Era o início do primeiro governo de Luiz Inácio Lula da Silva como presidente da República. Em um amplo apartamento da 302 Norte em Brasília, um sujeito com voz de barítono soltava a sua voz em uma sala repleta de senhores engravatados. “Há pessoas com nervos de aço”, cantava ele os versos da canção de Lupicínio Rodrigues. À frente dele, um desses senhores, com aparada barba grisalha, divertia-se.
O dono da voz de barítono era o presidente licenciado do PTB, Roberto Jefferson. O homem de aparada barba grisalha à frente dele era o próprio ex-presidente Lula. Na plateia, estava a professora de canto da Escola de Música de Brasília, Denise Tavares, que assistia a tudo um pouco surpresa. Denise tinha sido convidada porque vinha ensinando Jefferson a cantar sem desafinar tanto.

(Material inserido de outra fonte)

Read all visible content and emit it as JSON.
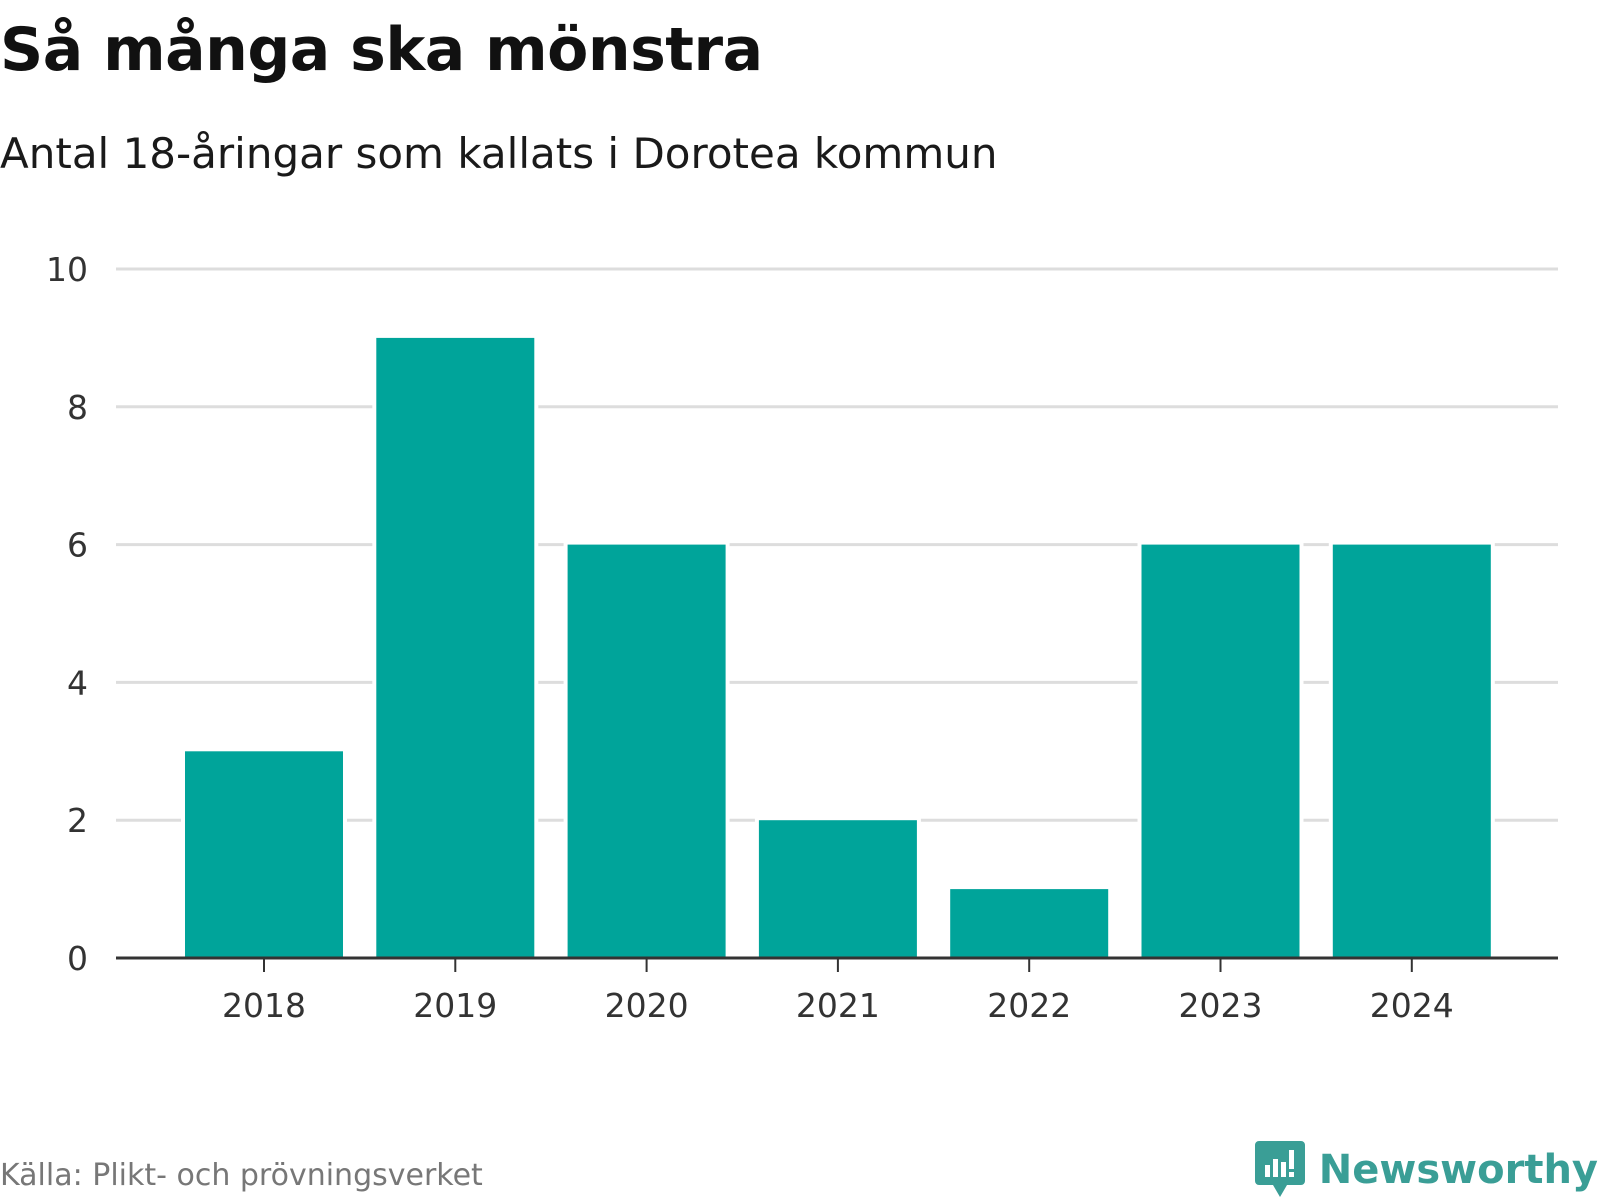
{
  "chart_data": {
    "type": "bar",
    "title": "Så många ska mönstra",
    "subtitle": "Antal 18-åringar som kallats i Dorotea kommun",
    "categories": [
      "2018",
      "2019",
      "2020",
      "2021",
      "2022",
      "2023",
      "2024"
    ],
    "values": [
      3,
      9,
      6,
      2,
      1,
      6,
      6
    ],
    "xlabel": "",
    "ylabel": "",
    "ylim": [
      0,
      10
    ],
    "yticks": [
      "0",
      "2",
      "4",
      "6",
      "8",
      "10"
    ],
    "grid": true,
    "bar_color": "#00a49a",
    "gridline_color": "#dddddd",
    "axis_color": "#333333"
  },
  "source": "Källa: Plikt- och prövningsverket",
  "brand": {
    "name": "Newsworthy",
    "icon": "newsworthy-logo-icon",
    "color": "#3a9e96"
  }
}
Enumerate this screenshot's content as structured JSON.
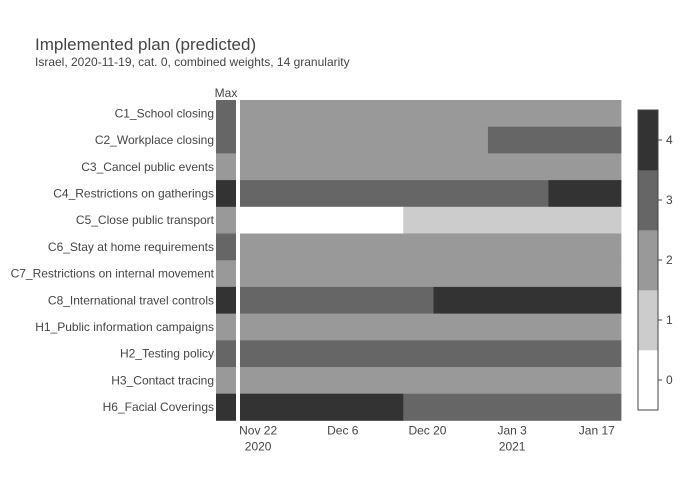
{
  "chart_data": {
    "type": "heatmap",
    "title": "Implemented plan (predicted)",
    "subtitle": "Israel, 2020-11-19, cat. 0, combined weights, 14 granularity",
    "max_column_label": "Max",
    "x_start": "2020-11-19",
    "x_end": "2021-01-21",
    "x_ticks": [
      {
        "date": "2020-11-22",
        "label": "Nov 22",
        "sublabel": "2020"
      },
      {
        "date": "2020-12-06",
        "label": "Dec 6",
        "sublabel": ""
      },
      {
        "date": "2020-12-20",
        "label": "Dec 20",
        "sublabel": ""
      },
      {
        "date": "2021-01-03",
        "label": "Jan 3",
        "sublabel": "2021"
      },
      {
        "date": "2021-01-17",
        "label": "Jan 17",
        "sublabel": ""
      }
    ],
    "colorscale": [
      {
        "value": 0,
        "color": "#ffffff"
      },
      {
        "value": 1,
        "color": "#cccccc"
      },
      {
        "value": 2,
        "color": "#999999"
      },
      {
        "value": 3,
        "color": "#666666"
      },
      {
        "value": 4,
        "color": "#333333"
      }
    ],
    "colorbar_ticks": [
      0,
      1,
      2,
      3,
      4
    ],
    "grid": false,
    "rows": [
      {
        "name": "C1_School closing",
        "max": 3,
        "segments": [
          {
            "start": "2020-11-19",
            "end": "2021-01-21",
            "value": 2
          }
        ]
      },
      {
        "name": "C2_Workplace closing",
        "max": 3,
        "segments": [
          {
            "start": "2020-11-19",
            "end": "2020-12-30",
            "value": 2
          },
          {
            "start": "2020-12-30",
            "end": "2021-01-21",
            "value": 3
          }
        ]
      },
      {
        "name": "C3_Cancel public events",
        "max": 2,
        "segments": [
          {
            "start": "2020-11-19",
            "end": "2021-01-21",
            "value": 2
          }
        ]
      },
      {
        "name": "C4_Restrictions on gatherings",
        "max": 4,
        "segments": [
          {
            "start": "2020-11-19",
            "end": "2021-01-09",
            "value": 3
          },
          {
            "start": "2021-01-09",
            "end": "2021-01-21",
            "value": 4
          }
        ]
      },
      {
        "name": "C5_Close public transport",
        "max": 2,
        "segments": [
          {
            "start": "2020-11-19",
            "end": "2020-12-16",
            "value": 0
          },
          {
            "start": "2020-12-16",
            "end": "2021-01-21",
            "value": 1
          }
        ]
      },
      {
        "name": "C6_Stay at home requirements",
        "max": 3,
        "segments": [
          {
            "start": "2020-11-19",
            "end": "2021-01-21",
            "value": 2
          }
        ]
      },
      {
        "name": "C7_Restrictions on internal movement",
        "max": 2,
        "segments": [
          {
            "start": "2020-11-19",
            "end": "2021-01-21",
            "value": 2
          }
        ]
      },
      {
        "name": "C8_International travel controls",
        "max": 4,
        "segments": [
          {
            "start": "2020-11-19",
            "end": "2020-12-21",
            "value": 3
          },
          {
            "start": "2020-12-21",
            "end": "2021-01-21",
            "value": 4
          }
        ]
      },
      {
        "name": "H1_Public information campaigns",
        "max": 2,
        "segments": [
          {
            "start": "2020-11-19",
            "end": "2021-01-21",
            "value": 2
          }
        ]
      },
      {
        "name": "H2_Testing policy",
        "max": 3,
        "segments": [
          {
            "start": "2020-11-19",
            "end": "2021-01-21",
            "value": 3
          }
        ]
      },
      {
        "name": "H3_Contact tracing",
        "max": 2,
        "segments": [
          {
            "start": "2020-11-19",
            "end": "2021-01-21",
            "value": 2
          }
        ]
      },
      {
        "name": "H6_Facial Coverings",
        "max": 4,
        "segments": [
          {
            "start": "2020-11-19",
            "end": "2020-12-16",
            "value": 4
          },
          {
            "start": "2020-12-16",
            "end": "2021-01-21",
            "value": 3
          }
        ]
      }
    ]
  }
}
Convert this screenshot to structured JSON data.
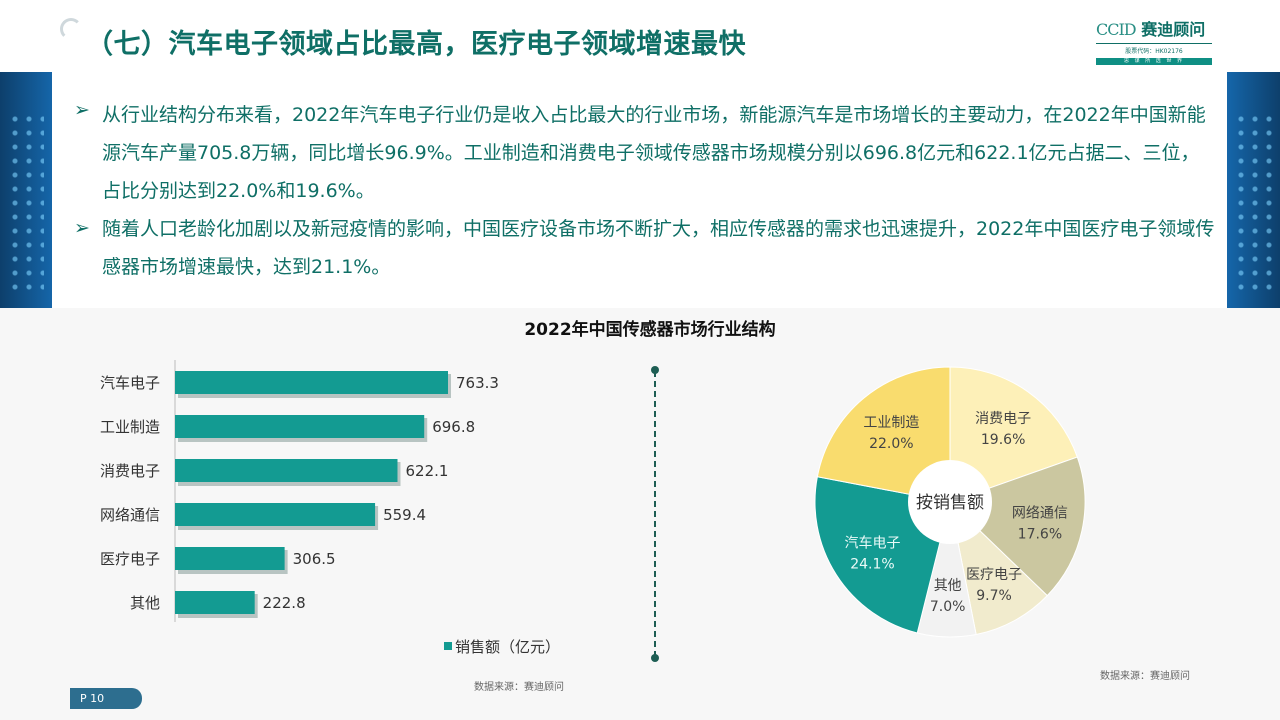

No dia seguinte, Denise comentou sobre a festa com o saxofonista, professor de música da Universidade de Brasília, Vadin Arsky. Vadin não esteve naquela festa onde estava Lula, mas o convescote não era surpresa para ele. Tinha quase um ano que ele era contratado para tocar, com um trio de jazz, segunda-feira sim, segunda-feira não, naquele apartamento na 302 Norte, que era o imóvel funcional de Roberto Jefferson como deputado federal. Enquanto Vadin soprava seu saxofone, Jefferson reunia políticos e ali eles discutiam cargos e verbas.
Até o dia em que Roberto Jefferson, sentindo-se traído pelo então ministro da Casa Civil de Lula, José Dirceu, resolveu denunciar a existência do mensalão. O jazz acabou, e Jefferson, em vez de cantar Lupicínio para Lula, começou ali o trabalho que sepultou a era petista no poder. O mensalão jogou sobre o PT uma mancha de desconfiança que, depois, aumentou com o petrolão e a Lava Jato. Dilma Rousseff foi apeada num processo de impeachment e do processo ascendeu o hoje presidente Jair Bolsonaro.
O episódio das noites de segunda-feira de jazz me foi contado pelo próprio Vadin Arsky em 2017 e a história foi publicada à época no site Os Divergentes. Eu a retomo diante da carta que agora Roberto Jefferson escreve da prisão dizendo que o presidente Jair Bolsonaro e seu filho 01, o senador Flávio Bolsonaro (Patriota-RJ), se viciaram em dinheiro público.
Roberto Jefferson lembra um pouco o personagem do filme Zelig, de Woody Allen. Como Zelig, acontece com Jefferson uma espécie de metamorfose para ficar parecido com aqueles com os quais se alia por conta das suas conveniências políticas. A diferença é que Zelig era tão discreto que, na sua metamorfose, desaparecia por trás dos grandes personagens da história mundial. Jefferson, ao contrário, é uma espécie de Zelig caricato e expansivo. Exagera na metamorfose. Nos tempos de aliado do PT, sofisticava a sua presença com trios de jazz e performances de canto. Agora, amplifica ao máximo o tom belicista e direitoso da era Bolsonaro aparecendo em vídeos carregando escopetas e revólveres e pregando a dissolução do Supremo Tribunal Federal.
PublicidadeE o jeito como Jefferson rompe o casulo para abandonar a antiga forma e assumir a nova é também barulhento e expansivo. Quando abandonou o PT foi denunciando o mensalão. Aparecendo de olho roxo em uma comissão do Congresso para dizer, histriônico, que José Dirceu despertava nele “os sentimentos mais primitivos”.
Agora, abandonado na cadeia onde lhe botou o ministro do STF, Alexandre de Moraes, Jefferson parece ensaiar novo rompimento explosivo. Os motivos ainda não estão claros. Mas devem passar pela sensação de abandono e pelo fato de que, aparentemente, Bolsonaro escolherá uma outra legenda que não o PTB para tentar a reeleição. Ou seu faro talvez já mostre que Bolsonaro não irá mais longe. Ou, bem provável, seja um pouco a soma de tudo isso e mais algumas coisas.
Nunca parece ter sido por espírito patriótico que Jefferson aderiu ao PT no governo Lula e mais recentemente aderiu ao governo Bolsonaro. Ou a razão pela qual trocou as aulas de canto pelas de tiro. Também não parece ser por espírito público que ele rompeu com Lula e denunciou o mensalão e agora ameaça romper com Bolsonaro. Mas nos dois casos, Jefferson desfrutou de segredos explosivos. Como ele próprio diz na sua carta, “quem anda com lobos, lobo vira, lobo é”. Roberto Jefferson não anda. Ele dança com lobos.